Robert Parker famously disagreed, rating it a 96-100 and describing it as “sublime . . . an off-the-chart effort”.
Fourteen years later, it is Parker’s verdict that seems to have been vindicated. Over 440 Vivino users collectively rate it at 4.6 out of five while the price of a bottle has risen from around £85.00 on release to nearly three times as much today.
Many of the FM4FW attendees, however, including Steven Spurrier and Hugh Johnson, clearly disliked the association of money with ‘fine’-ness. ‘Fine wine does not have to be expensive’ seemed to be a popular mantra.
But if price is not a guide to ‘fine’-ness, nor, it was agreed, are traditional appellations. Picking a Clos Vougeot or Barolo at random from a supermarket shelf is not going to guarantee that you will be drinking a fine wine.
So, if we dismiss critics (who disagree with each other), cost, and legally-recognised regions and quality levels such as grand cru, what are we left with?

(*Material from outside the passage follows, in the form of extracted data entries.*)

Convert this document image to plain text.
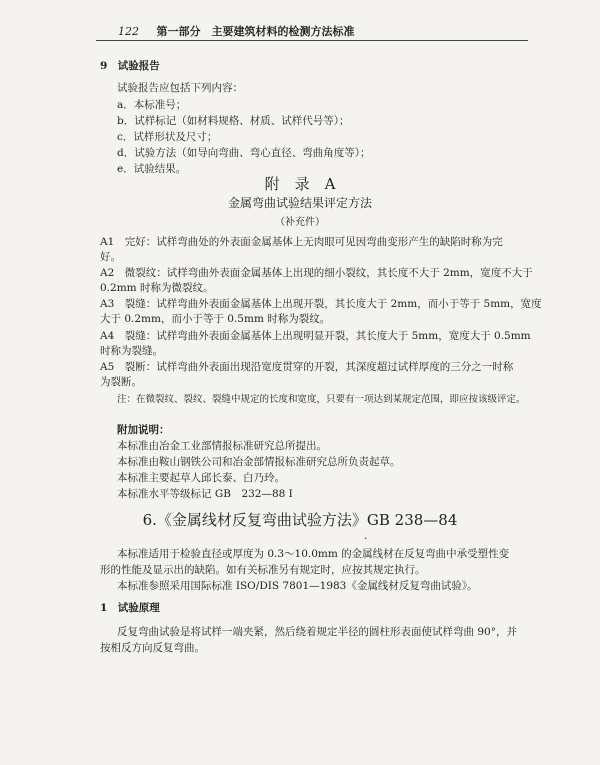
122 第一部分　主要建筑材料的检测方法标准
9　试验报告
试验报告应包括下列内容：
a．本标准号；
b．试样标记（如材料规格、材质、试样代号等）；
c．试样形状及尺寸；
d．试验方法（如导向弯曲、弯心直径、弯曲角度等）；
e．试验结果。
附　录　A
金属弯曲试验结果评定方法
（补充件）
A1　完好：试样弯曲处的外表面金属基体上无肉眼可见因弯曲变形产生的缺陷时称为完
好。
A2　微裂纹：试样弯曲外表面金属基体上出现的细小裂纹，其长度不大于 2mm，宽度不大于
0.2mm 时称为微裂纹。
A3　裂缝：试样弯曲外表面金属基体上出现开裂，其长度大于 2mm，而小于等于 5mm，宽度
大于 0.2mm，而小于等于 0.5mm 时称为裂纹。
A4　裂缝：试样弯曲外表面金属基体上出现明显开裂，其长度大于 5mm，宽度大于 0.5mm
时称为裂缝。
A5　裂断：试样弯曲外表面出现沿宽度贯穿的开裂，其深度超过试样厚度的三分之一时称
为裂断。
注：在微裂纹、裂纹、裂缝中规定的长度和宽度，只要有一项达到某规定范围，即应按该级评定。
附加说明：
本标准由冶金工业部情报标准研究总所提出。
本标准由鞍山钢铁公司和冶金部情报标准研究总所负责起草。
本标准主要起草人邱长泰、白乃玲。
本标准水平等级标记 GB　232—88 Ⅰ
6.《金属线材反复弯曲试验方法》GB 238—84
·
本标准适用于检验直径或厚度为 0.3～10.0mm 的金属线材在反复弯曲中承受塑性变
形的性能及显示出的缺陷。如有关标准另有规定时，应按其规定执行。
本标准参照采用国际标准 ISO/DIS 7801—1983《金属线材反复弯曲试验》。
1　试验原理
反复弯曲试验是将试样一端夹紧，然后绕着规定半径的圆柱形表面使试样弯曲 90°，并
按相反方向反复弯曲。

Many attendees appeared happy to accept Hugh Johnson’s elegant suggestion that a “fine wine is one that’s worth talking about”, which I liked too, but still found unsatisfactory, partly because it’s necessarily subjective, and partly because I can remember long discussions about wines like Pavie ’03.
Ultimately, over the long term, I struggle to find an alternative to price. A wine from a little-known producer, or a painting from a budding young artist, might strike you and me as fine and worth talking about, even though neither commands a high price tag.
But as soon as we begin to share our appreciation of these works with our peers and the wine gets snapped up by a merchant, and the artist signs a contract with a gallery, an almost inexorable process begins that leads to higher prices.
Over three decades ago, when I was living in Burgundy, working for the legendary broker Becky Wasserman, I remember taking an American customer to taste at the Domaine des Comtes Lafon in Meursault, before driving a little further down the road to another, then-little-known estate called Coche-Dury. The American looked at the modest, modern house and suspiciously asked “why are we here?”. “Because Becky and I think he makes pretty good wine, at some very attractive prices,” I replied. So in we went, with the transatlantic buyer still evidently thinking he ought to have been at Sauzet or Leflaive, or some other more illustrious domaine of which he’d heard.
Jean-François Coche was making ‘fine’ wine in 1982, just as he does today. Except that a bottle of a recent vintage of his village Meursault would set you back several hundred dollars – not quite such an ‘attractive’ price.
I don’t know whether Coche-Dury wines were among the ‘finest wines available to humanity’ in the 1980s. But there would certainly be far less debate about that question today.